John Bohan, business development director for gift vouchers at Marks & Spencer and a member of the Voucher Association, adds that vouchers can create a strong bond of loyalty between staff members and their organisations. They offer a double dose of pleasure, first the enjoyment of receiving the vouchers and then redeeming them at a store.

“It creates a motivational aspect to it. People remember that they went to M&S and treated themselves to a new suit and they associate this with the reward they received. If you give someone an extra £100 in their pay packet, they might not even notice it,” says Bohan.

Easy administration
According to Yvonne West, manager of Sainsbury’s Business Direct, public sector bodies prefer to use cards rather than the vouchers. “The anticipation of increased security and easy administration with cards appeals to the public sector because, in a large number of cases, they are passing on the vouchers to the general public and the less chance of misuse the better.”

In the private sector, vouchers are used in a variety of ways. Tracy Aslam, of Kingfisher Vouchers, says they can serve as a form of employee benefit because when bought in bulk, they can provide a significant discount on goods. She says frozen food manufacturer Young’s Seafood offers staff Kingfisher vouchers as a benefit. Buying them in bulk enables the company to pass on to employees a 10% discount on goods.

But John Fisher, managing director of Oxford Motivation, points out that vouchers are rarely used as incentives in isolation. “Few people will go the extra mile just for vouchers,” he says and suggests a mixture of rewards, such as lunches, trips away and a greater sense of celebration and doing something different and memorable. Offering a shopping trip down the high street is uninspired, lacklustre and bland by comparison, he believes.

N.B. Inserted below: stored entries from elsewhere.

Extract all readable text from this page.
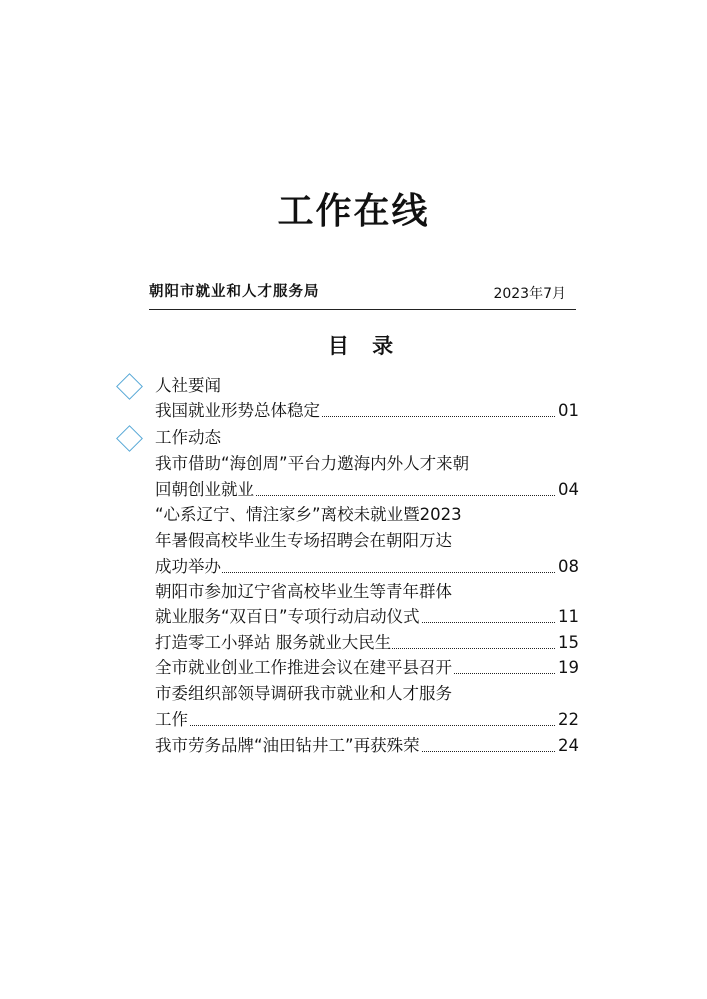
工作在线
朝阳市就业和人才服务局	2023年7月
目 录
人社要闻
我国就业形势总体稳定	01
工作动态
我市借助“海创周”平台力邀海内外人才来朝
回朝创业就业	04
“心系辽宁、情注家乡”离校未就业暨2023
年暑假高校毕业生专场招聘会在朝阳万达
成功举办	08
朝阳市参加辽宁省高校毕业生等青年群体
就业服务“双百日”专项行动启动仪式	11
打造零工小驿站 服务就业大民生	15
全市就业创业工作推进会议在建平县召开	19
市委组织部领导调研我市就业和人才服务
工作	22
我市劳务品牌“油田钻井工”再获殊荣	24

The Pavlovian reward system of the incentive industry may be well suited to motivating sales people to hit their targets. But in the public services, some fear it chips away at the idea that staff should be loyal to their employers and motivated by the work they do. Vouchers also risk creating a rewards “arms race” where people won’t even bother to turn up for work on time without the promise of a £10 Woollies voucher at the end of the month.

In spite of the criticisms, it seems local authorities, public bodies and schools will continue to use gift vouchers as they attempt to change the behaviour of their staff.